Er schaute sie an und versuchte zu verarbeiten, was sie ihm gerade erzählt hatte. Versuchte, die Ausmaße zu begreifen, wie anders sein Leben verlaufen wäre. Fünfzehn Jahre war es her, dass sie während der Schulzeit ein Paar gewesen waren. Er war nicht einfach gewesen und doch hatte sie sich nicht von seiner garstigen Art abschrecken lassen, hatte sich in sein Herz geschlichen und er hatte alles für sie getan – bis zu dem Moment, als er sah, wie sie einen anderen küsste.
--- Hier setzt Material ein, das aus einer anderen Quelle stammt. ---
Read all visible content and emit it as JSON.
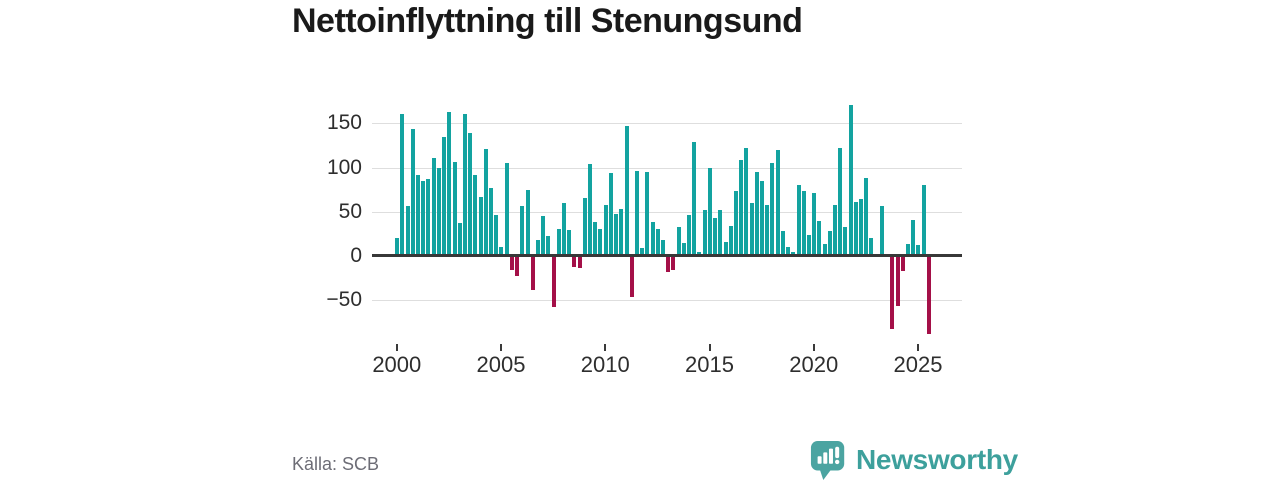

Er hatte sich nicht die Blöße geben wollen und sich ihrer Ablehnung stellen, er hatte per SMS mit ihr Schluss gemacht und war aus der Stadt verschwunden, sobald er seinen Schulabschluss hatte. Erst fünfzehn Jahre später kehrte er zurück und lief ihr über den Weg – nur um zu erfahren, dass ihre Trennung auf einem riesigen Missverständnis beruhte. Nicht sie hatte den anderen Jungen geküsst, sondern ihre Freundin mit derselben Haarfarbe, der sie ihre Jacke geliehen hatte.
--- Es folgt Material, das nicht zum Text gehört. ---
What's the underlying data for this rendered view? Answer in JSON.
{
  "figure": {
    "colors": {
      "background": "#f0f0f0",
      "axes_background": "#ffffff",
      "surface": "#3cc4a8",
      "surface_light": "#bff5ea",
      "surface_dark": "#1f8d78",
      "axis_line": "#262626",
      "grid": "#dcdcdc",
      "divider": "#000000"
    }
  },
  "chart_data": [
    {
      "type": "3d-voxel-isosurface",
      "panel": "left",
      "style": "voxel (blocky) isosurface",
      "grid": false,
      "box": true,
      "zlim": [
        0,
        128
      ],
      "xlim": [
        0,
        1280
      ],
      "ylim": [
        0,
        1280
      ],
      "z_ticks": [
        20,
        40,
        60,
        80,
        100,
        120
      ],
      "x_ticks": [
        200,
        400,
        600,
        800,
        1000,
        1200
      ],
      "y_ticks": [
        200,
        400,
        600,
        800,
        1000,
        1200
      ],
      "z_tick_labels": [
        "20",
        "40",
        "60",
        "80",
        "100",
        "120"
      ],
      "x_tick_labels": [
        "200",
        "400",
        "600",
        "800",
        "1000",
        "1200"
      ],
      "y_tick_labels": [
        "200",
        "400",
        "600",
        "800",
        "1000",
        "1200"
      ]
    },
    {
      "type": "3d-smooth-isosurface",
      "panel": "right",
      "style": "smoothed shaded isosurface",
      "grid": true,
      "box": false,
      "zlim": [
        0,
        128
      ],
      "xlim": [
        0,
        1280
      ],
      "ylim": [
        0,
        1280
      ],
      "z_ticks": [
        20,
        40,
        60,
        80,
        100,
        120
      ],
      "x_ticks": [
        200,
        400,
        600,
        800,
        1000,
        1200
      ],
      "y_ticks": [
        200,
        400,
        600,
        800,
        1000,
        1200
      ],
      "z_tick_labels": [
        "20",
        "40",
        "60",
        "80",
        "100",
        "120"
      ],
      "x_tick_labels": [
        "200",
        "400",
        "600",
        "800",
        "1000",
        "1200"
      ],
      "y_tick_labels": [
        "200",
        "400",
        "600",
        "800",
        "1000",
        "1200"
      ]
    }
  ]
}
Er konnte nicht begreifen, wie blöd er gewesen war. Wie sehr er zugelassen hatte, dass ein simples Missverständnis, das mit etwas Kommunikation beseitigt hätte werden können, sein Leben derart geprägt hatte. Nicht nur, dass er die Liebe seines Lebens wegen eines solchen dummen Fehlers verloren hatte, er hatte nie wieder Vertrauen in eine Frau fassen können. Keine Beziehung hatte lange gehalten, weil seine Verschlossenheit, die sie damals mühelos überwunden hatte, nur noch stärker geworden war. Er konnte in diesem einen Moment nicht komplett überblicken, wie viele kleine Situationen letztlich von diesem Augenblick beeinflusst worden waren.
Ein Augenblick, der nie passiert war.